Umar bin Khattab yang berada
di tengah-tengah mereka berdiri dan berpidato, membantah berita itu. Ia
mengatakan bahwa Rasulullah tidak meninggal, melainkan sedang pergi menghadap
Tuhan seperti halnya dengan Musa bin Imran, yang menghilang dari masyarakatnya
selama empat puluh malam, kemudian kembali lagi setelah tadinya dikatakan meninggal.
Umar terus mengancam orang-orang yang mengatakan bahwa Rasulullah telah wafat.
Dikatakannya bahwa Rasulullah Sallallahu
'alaihi wasallam akan kembali kepada mereka
dan akan memotong tangan dan kaki mereka.
Abu Bakr sudah pulang ke
rumahnya di Sunh di pinggiran kota Medinah setelah Nabi 'alaihis-salam kembali dari mesjid ke rumah Aisyah.
Sesudah tersiar berita kematian Nabi, orang menyusul Abu Bakr menyampaikan
berita sedih itu.
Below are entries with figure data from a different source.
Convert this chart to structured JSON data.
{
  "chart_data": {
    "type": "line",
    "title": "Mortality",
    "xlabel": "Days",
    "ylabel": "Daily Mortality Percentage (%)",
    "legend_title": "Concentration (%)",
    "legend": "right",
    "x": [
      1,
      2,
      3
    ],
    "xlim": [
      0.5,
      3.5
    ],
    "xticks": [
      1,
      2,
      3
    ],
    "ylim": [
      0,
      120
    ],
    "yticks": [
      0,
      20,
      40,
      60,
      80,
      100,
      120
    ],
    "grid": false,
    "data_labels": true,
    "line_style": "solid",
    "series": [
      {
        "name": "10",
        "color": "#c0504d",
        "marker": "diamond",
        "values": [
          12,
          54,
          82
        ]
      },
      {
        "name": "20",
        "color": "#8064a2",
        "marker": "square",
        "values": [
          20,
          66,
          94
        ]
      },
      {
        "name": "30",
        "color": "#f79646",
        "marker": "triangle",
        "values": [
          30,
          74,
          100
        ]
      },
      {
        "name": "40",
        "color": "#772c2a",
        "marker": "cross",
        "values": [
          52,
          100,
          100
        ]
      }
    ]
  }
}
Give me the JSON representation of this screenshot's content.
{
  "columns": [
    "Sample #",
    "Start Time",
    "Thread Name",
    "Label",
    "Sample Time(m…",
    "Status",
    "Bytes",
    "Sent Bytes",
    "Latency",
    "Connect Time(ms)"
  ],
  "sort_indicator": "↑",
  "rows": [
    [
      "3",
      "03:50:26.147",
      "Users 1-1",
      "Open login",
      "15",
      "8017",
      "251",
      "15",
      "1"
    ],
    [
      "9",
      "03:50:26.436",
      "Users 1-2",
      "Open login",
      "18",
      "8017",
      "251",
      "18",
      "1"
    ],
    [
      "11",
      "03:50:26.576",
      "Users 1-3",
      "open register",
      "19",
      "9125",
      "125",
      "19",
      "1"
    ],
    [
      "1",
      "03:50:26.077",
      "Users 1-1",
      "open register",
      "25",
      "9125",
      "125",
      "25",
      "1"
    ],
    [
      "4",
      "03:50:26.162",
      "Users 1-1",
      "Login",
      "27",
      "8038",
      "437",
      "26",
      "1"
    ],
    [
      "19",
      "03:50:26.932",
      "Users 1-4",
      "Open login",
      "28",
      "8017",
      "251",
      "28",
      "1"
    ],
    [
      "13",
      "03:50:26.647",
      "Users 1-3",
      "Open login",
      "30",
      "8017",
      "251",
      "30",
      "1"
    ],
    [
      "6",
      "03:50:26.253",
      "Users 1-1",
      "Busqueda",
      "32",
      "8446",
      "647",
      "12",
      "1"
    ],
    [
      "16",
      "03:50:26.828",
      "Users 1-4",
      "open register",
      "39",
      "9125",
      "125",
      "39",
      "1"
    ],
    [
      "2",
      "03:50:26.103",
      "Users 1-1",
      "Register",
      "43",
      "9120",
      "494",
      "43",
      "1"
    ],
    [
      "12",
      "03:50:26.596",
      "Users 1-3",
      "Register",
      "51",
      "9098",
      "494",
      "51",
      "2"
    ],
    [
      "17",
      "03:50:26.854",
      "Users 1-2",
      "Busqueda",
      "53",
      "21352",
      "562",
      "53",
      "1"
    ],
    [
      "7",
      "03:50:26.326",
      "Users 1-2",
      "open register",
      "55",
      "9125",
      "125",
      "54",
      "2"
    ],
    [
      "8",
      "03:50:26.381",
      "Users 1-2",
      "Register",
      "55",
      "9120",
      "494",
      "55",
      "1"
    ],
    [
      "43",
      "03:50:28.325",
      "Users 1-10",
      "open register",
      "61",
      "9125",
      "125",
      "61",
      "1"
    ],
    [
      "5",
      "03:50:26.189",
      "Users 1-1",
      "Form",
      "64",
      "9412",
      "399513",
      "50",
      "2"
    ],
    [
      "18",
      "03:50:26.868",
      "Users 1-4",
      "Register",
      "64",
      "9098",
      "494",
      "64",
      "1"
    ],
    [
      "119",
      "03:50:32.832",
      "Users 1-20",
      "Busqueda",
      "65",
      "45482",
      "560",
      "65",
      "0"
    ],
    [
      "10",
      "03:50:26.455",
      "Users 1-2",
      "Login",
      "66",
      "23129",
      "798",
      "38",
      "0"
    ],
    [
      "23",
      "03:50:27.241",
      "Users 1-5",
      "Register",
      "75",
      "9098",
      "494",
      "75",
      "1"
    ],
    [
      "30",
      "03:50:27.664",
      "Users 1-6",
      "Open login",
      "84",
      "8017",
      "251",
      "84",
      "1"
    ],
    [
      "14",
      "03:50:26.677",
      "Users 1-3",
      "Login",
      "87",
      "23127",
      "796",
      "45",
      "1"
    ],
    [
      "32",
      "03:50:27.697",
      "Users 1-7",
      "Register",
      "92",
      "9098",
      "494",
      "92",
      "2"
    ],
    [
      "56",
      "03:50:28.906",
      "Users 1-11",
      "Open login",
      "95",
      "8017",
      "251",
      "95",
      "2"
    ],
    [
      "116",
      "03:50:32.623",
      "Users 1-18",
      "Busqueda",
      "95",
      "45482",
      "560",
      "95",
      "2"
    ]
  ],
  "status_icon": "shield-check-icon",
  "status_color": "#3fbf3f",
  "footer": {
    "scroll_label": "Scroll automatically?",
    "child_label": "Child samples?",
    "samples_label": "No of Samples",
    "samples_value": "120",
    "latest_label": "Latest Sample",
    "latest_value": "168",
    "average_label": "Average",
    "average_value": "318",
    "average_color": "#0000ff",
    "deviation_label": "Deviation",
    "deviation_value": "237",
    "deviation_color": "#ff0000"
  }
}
Abu Bakr segera kembali. la melihat Muslimin dan Umar yang
sedang berpidato. la tidak berhenti tetapi terus menuju ke rumah Aisyah.
Dilihatnya Nabi Sallallahu 'alaihi wasallam di salah satu bagian dalam rumah itu,
sudah diselubungi kain. la maju menyingkap kain itu dari wajah Nabi lalu
menciumnya dan katanya: "Alangkah sedapnya sewaktu engkau hidup, dan
alangkah sedapnya sewaktu engkau wafat." la keluar lagi menemui orang
banyak lalu berkata kepada mereka:
"Saudara-saudara! Barang siapa mau
menyembah Muhammad, Muhammad sudah meninggal. Tetapi barang siapa menyembah
Allah, Allah hidup selalu, tak pernah mati."
Selanjutnya ia membacakan
firman Allah:
"Muhammad hanyalah seorang Rasul;
sebelumnya pun telah berlalu rasul-rasul. Apabila dia mati atau terbunuh kamu
akan berbalik belakang? Barang siapa berbalik belakang samasekali tak akan
merugikan Allah tetapi Allah akan memberi pahala kepada orang-orang yang
bersyukur." (Qur'an, 3. 144).
Setelah didengarnya Abu Bakr
membacakan ayat itu, Umar jatuh tersungkur ke tanah. Kedua kakinya sudah tak
dapat menahan lagi, setelah dia yakin bahwa Rasulullah memang sudah wafat.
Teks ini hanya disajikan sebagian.